Active learning takes on a new meaning with an interior inspired by the hiking, biking and rock climbing culture of Boulder, Colorado. Vertical planes within the space simulate mountain silhouettes, and specified materials are used as abstract representations of sedimentary rock formations and ground foliage. The entire space encourages movement and play with sit-to-stand furniture and an open flow of space types.
Rooms provide a number of nooks for reclusion and also open floor for spatial relief. Respect for the environment is taught through biophilic forms and hands-on classroom gardens. Kindergarteners become “citizens of their community” on both a local level and an ecosystem level.
The project brief called for application of the Living Building Challenge in material selection and design decisions. The Diagram below highlights the key “petals” from the Living Building Challenge Certification literature which are applied in the primary school design.

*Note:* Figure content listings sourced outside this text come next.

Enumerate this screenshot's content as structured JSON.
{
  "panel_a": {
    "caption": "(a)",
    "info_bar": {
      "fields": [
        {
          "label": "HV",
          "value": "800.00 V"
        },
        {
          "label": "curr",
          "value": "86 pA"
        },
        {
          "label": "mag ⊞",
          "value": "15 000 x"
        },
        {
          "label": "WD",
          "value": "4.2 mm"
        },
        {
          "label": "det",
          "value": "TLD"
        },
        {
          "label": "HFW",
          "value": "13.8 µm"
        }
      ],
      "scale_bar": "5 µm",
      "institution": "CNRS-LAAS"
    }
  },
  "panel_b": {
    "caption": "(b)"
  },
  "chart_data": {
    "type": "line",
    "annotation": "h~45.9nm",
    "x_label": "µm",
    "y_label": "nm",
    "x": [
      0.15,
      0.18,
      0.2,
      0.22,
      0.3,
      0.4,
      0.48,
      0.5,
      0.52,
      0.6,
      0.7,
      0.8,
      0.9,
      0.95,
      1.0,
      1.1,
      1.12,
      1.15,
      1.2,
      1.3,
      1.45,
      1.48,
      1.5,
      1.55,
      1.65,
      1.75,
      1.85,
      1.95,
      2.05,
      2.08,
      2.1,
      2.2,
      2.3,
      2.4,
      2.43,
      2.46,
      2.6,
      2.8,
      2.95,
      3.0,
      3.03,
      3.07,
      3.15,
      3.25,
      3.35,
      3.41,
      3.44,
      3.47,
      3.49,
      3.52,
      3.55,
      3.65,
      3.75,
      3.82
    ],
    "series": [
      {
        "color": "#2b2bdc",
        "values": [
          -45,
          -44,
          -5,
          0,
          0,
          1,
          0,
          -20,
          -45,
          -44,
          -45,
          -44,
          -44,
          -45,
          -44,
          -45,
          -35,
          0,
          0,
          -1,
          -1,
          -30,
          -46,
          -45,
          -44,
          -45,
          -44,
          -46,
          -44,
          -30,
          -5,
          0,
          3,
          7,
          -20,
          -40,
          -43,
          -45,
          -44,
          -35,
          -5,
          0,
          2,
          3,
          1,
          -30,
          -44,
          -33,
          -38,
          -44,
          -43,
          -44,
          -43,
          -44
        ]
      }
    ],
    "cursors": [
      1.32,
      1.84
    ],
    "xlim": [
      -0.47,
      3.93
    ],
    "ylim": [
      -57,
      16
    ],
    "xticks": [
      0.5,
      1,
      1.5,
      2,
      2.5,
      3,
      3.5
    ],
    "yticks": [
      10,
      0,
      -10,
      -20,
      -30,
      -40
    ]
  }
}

The undulating felt canopy that greets visitors on the first floor continues into the Library space to create a sense of compression and release. The cool hues and sound-absorbing material compose a calm, low-stimulation space for reading and relaxing.
The mountain-inspired forms from the canopy wrap down along one wall to form soft bench seating.
FilzFelt window treatments diffuse sunlight much like the leaves of a tree canopy. Covering the windows in classrooms and the quiet reading room reduces outdoor distractions and creates a low-stimuli environment.
Paintings by local Boulder, CO artist, Stanislav Sidorov depict the vibrant, yellow canopies of aspen trees and pops of color in the foothills.